Eine Jugendarbeitslosigkeit von mehr als 50 Prozent kann sich in Deutschland niemand wirklich vorstellen. Sie ist eine Folge der Euro- und Wirtschaftskrise, gegen die bisher kein wirkliches Mittel gefunden wurde und die eine ganze Generation lähmt. Auch in Europa sind sie nicht sicher vor Armut, lernen die Jungen. Die Generation vor ihnen hat die europäische Integration wirtschaftlich vor allem positiv erlebt, gerade in den südlichen Ländern wuchs nach dem Beitritt der materielle Wohlstand schnell – wenn auch viel davon auf Pump.
Trotzdem denkt Maria nicht schlecht über Europa, über die EU. „Ich fühle mich in Deutschland auch deshalb wohl, weil ich weiß, dass wir alle Europäer sind“, sagt sie. Dass sie die Grenzen nie richtig gespürt hat. Amerika zum Beispiel, da ist sie sich sicher, wäre ihr viel fremder. Europa selbst mitgestalten, das allerdings ist ihr fremd, zu viel hat sie mit ihrem eigenen Leben zu tun. An Brüssel denkt sie überhaupt nicht, wenn sie an Europa denkt, sagt sie. Das Europaparlament und die Wahlen im Mai sagen ihr nichts.
Für viele Studenten ist ein Job bei der EU in Brüssel ein großer Traum
Das ist bei Anne Laumen ganz anders. Sie sitzt an einem Donnerstagabend im Januar zwischen 20 anderen jungen Leuten in der Kneipe Gorki Park am Rosenthaler Platz in Berlin-Mitte. Zum „EUtweetUp“ treffen sich hier Interessierte, die beim Kurznachrichtendienst Twitter über EU-Themen schreiben – ein Stammtisch mit jeder Menge Smartphones. Hier sitzt ein Querschnitt der jungen Menschen, die im Gegensatz zum Oberschüler Robert und zur Tänzerin Maria der Administration in Europa nahestehen oder sie sogar mitbestimmen: Einer der Stammtischler betreut für die EU-Kommission in Deutschland soziale Netzwerke, ein anderer sitzt in einem Thinktank, eine junge Frau arbeitet für eine europäische Botschaft. Sie diskutieren über die anstehende EU-Wahl, über die griechische Ratspräsidentschaft, jeder weiß Bescheid, jeder ist im Thema.

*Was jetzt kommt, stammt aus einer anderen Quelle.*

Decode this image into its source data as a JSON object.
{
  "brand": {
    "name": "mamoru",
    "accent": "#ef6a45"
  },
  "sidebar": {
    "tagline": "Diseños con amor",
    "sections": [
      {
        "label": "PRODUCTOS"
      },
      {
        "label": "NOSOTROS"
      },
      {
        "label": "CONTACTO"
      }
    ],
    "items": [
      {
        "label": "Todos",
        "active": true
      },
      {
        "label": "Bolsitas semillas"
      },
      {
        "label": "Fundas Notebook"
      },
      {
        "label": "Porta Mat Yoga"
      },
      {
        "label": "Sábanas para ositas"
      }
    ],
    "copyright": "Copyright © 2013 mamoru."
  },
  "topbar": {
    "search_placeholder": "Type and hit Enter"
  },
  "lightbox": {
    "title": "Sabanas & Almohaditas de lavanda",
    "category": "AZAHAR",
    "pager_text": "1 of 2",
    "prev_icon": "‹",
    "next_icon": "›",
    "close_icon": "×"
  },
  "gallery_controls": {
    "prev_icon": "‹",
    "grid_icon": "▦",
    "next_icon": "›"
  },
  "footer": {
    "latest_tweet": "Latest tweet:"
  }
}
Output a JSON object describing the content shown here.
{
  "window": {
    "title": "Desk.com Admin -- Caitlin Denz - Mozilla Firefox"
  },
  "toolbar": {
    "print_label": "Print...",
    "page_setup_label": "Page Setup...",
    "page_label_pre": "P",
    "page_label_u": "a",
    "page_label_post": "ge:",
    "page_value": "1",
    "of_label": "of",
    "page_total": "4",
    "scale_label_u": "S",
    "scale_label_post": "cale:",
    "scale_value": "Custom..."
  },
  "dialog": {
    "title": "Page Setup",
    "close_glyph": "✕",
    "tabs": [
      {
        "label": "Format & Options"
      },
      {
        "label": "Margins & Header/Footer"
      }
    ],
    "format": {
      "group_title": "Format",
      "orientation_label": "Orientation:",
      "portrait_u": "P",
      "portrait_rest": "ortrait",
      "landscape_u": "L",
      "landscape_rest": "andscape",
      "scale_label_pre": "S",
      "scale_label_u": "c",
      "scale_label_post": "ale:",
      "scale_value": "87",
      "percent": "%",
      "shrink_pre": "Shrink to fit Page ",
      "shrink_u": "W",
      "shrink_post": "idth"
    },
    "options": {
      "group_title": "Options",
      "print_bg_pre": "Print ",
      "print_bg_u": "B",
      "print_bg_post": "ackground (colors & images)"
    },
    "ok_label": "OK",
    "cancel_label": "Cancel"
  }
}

Anne Laumen mag das, die inzwischen 31-Jährige hat selbst sechs Jahre in Brüssel gearbeitet. Für junge Uniabsolventen ist die EU einer der attraktivsten Arbeitgeber überhaupt, ganze Studiengänge zielen auf eine Karriere in den Institutionen ab. Ein gigantisches Programm bringt hunderte Praktikanten aus allen EU-Ländern zeitgleich nach Brüssel. Laumen hat wie einige von ihnen Politikwissenschaft studiert, in Frankreich und Deutschland. Grenzüberschreitend, gefördert von der Europäischen Union – für junge Akademiker ist die EU mit ihren Chancen wahrscheinlich am präsentesten. Sie hospitierte bei der Europäischen Kommission und arbeitete danach lange für eine Brüsseler Lobby-Agentur. Doch irgendwann wurde ihr die Brüsseler Sichtweise auf die EU zu eng. „Ich habe gemerkt, dass die Union für mich mehr bedeutet als nur die Innensicht auf Gesetze und wer wo gerade welchen Posten hat“, sagt die junge Frau bestimmt. Also ging sie im vergangenen Jahr zurück nach Deutschland, nach Berlin. Hier moderiert sie unter anderem EU-Veranstaltungen und -Diskussionen. Es tue ihr gut, wieder von außen draufzublicken, sagt sie. Manchmal sei Brüssel zu weit weg von der Lebenswirklichkeit der Menschen. Die Union ist in den vergangenen zehn Jahren um 13 Mitgliedstaaten angewachsen, die Institutionen wuchsen mit. „Brüssel ist ein eigener Kosmos“, sagt Laumen.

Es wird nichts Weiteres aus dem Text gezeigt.